In provinces like Gauteng where there are Vhavenda schools, Tshivenda must be accepted as an official language.

Tshivenda must be empowered in such a way that teachers start to feel proud of this language so that they will teach pupils pure Tshivenda which is valued in South Africa.

If only Vhavenda speaking people attend a church service, Tshivenda has to be used. The priest has to show the value of preaching in Tshivenda rather than in English.

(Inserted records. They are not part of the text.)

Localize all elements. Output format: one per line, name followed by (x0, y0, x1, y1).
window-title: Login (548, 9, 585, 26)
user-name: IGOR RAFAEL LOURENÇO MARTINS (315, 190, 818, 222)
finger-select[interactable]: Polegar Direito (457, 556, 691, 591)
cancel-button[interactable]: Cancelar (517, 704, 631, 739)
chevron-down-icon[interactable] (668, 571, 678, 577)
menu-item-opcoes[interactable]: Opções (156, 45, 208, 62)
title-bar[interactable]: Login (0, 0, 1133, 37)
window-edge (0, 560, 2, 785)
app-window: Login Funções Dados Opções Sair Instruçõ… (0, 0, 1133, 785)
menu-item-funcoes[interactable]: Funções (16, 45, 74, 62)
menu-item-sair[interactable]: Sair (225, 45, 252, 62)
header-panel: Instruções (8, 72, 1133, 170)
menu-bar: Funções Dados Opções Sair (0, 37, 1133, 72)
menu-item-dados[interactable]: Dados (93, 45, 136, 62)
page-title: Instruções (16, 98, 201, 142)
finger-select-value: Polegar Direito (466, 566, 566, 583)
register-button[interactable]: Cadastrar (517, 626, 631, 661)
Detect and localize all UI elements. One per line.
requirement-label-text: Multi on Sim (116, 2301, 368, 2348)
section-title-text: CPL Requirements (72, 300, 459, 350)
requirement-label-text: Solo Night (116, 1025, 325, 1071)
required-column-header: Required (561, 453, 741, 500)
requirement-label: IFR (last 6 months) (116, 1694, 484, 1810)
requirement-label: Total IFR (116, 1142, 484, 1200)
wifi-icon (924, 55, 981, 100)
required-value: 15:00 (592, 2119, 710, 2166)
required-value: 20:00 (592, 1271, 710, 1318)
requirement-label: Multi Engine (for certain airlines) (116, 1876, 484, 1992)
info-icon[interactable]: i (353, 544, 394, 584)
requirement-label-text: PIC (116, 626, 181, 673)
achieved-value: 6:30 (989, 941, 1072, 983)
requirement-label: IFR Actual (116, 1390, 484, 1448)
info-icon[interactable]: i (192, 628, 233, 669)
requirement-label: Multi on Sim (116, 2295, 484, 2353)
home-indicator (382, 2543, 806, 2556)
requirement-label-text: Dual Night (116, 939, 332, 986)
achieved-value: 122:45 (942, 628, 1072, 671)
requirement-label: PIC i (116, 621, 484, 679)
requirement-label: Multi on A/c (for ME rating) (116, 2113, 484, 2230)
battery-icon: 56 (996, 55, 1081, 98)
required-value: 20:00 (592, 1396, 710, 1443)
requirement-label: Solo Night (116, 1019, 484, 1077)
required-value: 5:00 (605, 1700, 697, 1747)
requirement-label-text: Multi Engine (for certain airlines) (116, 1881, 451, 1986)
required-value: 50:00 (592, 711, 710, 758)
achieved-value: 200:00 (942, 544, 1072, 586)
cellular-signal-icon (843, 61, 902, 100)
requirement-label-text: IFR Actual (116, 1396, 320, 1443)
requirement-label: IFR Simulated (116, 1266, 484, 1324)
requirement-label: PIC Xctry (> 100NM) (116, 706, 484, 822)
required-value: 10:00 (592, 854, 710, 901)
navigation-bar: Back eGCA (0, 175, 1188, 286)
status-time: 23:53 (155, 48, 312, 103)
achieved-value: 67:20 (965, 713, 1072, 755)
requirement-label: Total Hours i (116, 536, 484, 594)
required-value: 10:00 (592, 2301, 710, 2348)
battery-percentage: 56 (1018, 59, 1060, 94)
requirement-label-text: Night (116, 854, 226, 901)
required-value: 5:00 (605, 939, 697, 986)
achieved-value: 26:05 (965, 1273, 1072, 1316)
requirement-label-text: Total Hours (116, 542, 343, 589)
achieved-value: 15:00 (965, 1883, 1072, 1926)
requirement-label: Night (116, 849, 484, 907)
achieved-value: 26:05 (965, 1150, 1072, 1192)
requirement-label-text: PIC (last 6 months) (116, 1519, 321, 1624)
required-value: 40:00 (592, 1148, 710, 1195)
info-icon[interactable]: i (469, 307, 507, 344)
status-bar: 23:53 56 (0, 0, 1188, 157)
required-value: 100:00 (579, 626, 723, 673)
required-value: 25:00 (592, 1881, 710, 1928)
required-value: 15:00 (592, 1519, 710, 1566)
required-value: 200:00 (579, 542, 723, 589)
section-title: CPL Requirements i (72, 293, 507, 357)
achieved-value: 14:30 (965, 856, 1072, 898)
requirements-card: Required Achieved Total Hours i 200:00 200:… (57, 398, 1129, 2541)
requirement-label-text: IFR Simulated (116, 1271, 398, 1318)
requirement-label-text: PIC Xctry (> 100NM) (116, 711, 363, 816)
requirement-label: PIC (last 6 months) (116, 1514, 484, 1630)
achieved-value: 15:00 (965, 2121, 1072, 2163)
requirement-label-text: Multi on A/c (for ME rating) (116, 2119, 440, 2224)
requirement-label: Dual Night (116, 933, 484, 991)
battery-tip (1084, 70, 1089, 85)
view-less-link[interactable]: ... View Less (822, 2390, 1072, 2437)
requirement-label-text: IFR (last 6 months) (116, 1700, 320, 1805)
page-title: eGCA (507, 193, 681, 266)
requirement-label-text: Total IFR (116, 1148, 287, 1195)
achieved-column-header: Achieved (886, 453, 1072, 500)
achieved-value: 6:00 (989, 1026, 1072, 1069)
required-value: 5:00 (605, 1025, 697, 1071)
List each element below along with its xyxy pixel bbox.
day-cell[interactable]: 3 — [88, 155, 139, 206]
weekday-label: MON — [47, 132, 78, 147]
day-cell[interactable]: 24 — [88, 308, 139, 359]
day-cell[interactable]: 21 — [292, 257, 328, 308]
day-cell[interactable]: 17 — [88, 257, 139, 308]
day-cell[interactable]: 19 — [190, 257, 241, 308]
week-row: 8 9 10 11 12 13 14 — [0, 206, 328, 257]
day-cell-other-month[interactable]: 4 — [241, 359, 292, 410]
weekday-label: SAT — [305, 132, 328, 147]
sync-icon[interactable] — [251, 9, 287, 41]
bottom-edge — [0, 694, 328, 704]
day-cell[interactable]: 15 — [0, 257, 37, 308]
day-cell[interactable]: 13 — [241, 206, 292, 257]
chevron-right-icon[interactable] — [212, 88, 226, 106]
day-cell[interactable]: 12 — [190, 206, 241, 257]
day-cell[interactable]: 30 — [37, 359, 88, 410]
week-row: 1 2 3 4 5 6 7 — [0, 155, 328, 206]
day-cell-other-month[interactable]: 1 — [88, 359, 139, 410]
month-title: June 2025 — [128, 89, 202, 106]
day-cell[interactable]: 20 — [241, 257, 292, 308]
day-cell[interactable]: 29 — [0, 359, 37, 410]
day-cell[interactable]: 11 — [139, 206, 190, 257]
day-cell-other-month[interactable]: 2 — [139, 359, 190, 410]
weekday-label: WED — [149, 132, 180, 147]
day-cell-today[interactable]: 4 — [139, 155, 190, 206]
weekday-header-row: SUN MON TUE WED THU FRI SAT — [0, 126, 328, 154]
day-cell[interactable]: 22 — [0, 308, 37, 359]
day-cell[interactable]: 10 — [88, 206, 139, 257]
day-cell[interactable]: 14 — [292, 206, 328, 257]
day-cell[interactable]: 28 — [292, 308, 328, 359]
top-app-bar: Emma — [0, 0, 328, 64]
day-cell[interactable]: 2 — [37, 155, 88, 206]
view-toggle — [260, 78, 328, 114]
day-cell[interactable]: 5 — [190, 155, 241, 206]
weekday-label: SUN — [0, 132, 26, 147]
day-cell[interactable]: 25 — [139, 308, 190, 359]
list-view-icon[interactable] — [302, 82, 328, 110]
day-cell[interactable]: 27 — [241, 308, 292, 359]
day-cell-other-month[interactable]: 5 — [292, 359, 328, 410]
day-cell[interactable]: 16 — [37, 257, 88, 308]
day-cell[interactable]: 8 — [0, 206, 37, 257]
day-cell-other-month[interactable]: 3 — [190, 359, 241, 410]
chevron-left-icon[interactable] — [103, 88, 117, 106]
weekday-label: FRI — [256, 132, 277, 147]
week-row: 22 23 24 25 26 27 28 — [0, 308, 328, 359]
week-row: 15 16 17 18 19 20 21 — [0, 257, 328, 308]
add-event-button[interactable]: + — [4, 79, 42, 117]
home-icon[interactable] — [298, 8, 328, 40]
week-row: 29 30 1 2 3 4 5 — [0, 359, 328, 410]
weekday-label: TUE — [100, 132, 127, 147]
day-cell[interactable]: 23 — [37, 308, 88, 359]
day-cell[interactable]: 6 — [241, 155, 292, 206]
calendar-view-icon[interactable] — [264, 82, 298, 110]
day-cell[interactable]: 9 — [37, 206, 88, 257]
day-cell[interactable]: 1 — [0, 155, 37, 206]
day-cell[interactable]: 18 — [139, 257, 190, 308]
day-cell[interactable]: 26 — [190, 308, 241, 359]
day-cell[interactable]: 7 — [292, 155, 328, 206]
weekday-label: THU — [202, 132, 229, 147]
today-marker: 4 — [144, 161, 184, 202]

The state has to pass legislation that condemns the teaching of black South African languages in English. Tshivenda must be taught in Tshivenda to all Vhavenda students. The University of Venda should retain its name as it is found in Venda.

Private schools have to change their attitudes towards Tshivenda. They have to put Tshivenda on an equal footing with English.

All announcers on Phalaphala FM should use Tshivenda only. Everything they do should be in Tshivenda. The SABC Television must start with Tshivenda programmes. They are the public broadcaster. Vhavenda people have a right to listen and view programmes in Tshivenda.

49 Newspapers like the Mirror should have articles in Tshivenda in order to encourage readership and knowledge of the language.

The Provincial Council has to be financed as it is an important establishment which only aims at the improvement of the marginalised languages like Tshivenda.

Private enterprise can do a lot to develop Tshivenda. Some SAA aircraft have to be given Tshivenda names. Advertisements in buses and taxis around Venda should be in Tshivenda.

Government documentation should be done in English and Tshivenda in Vhavenda areas. This will be another step towards the elimination of the marginalisation of Tshivenda.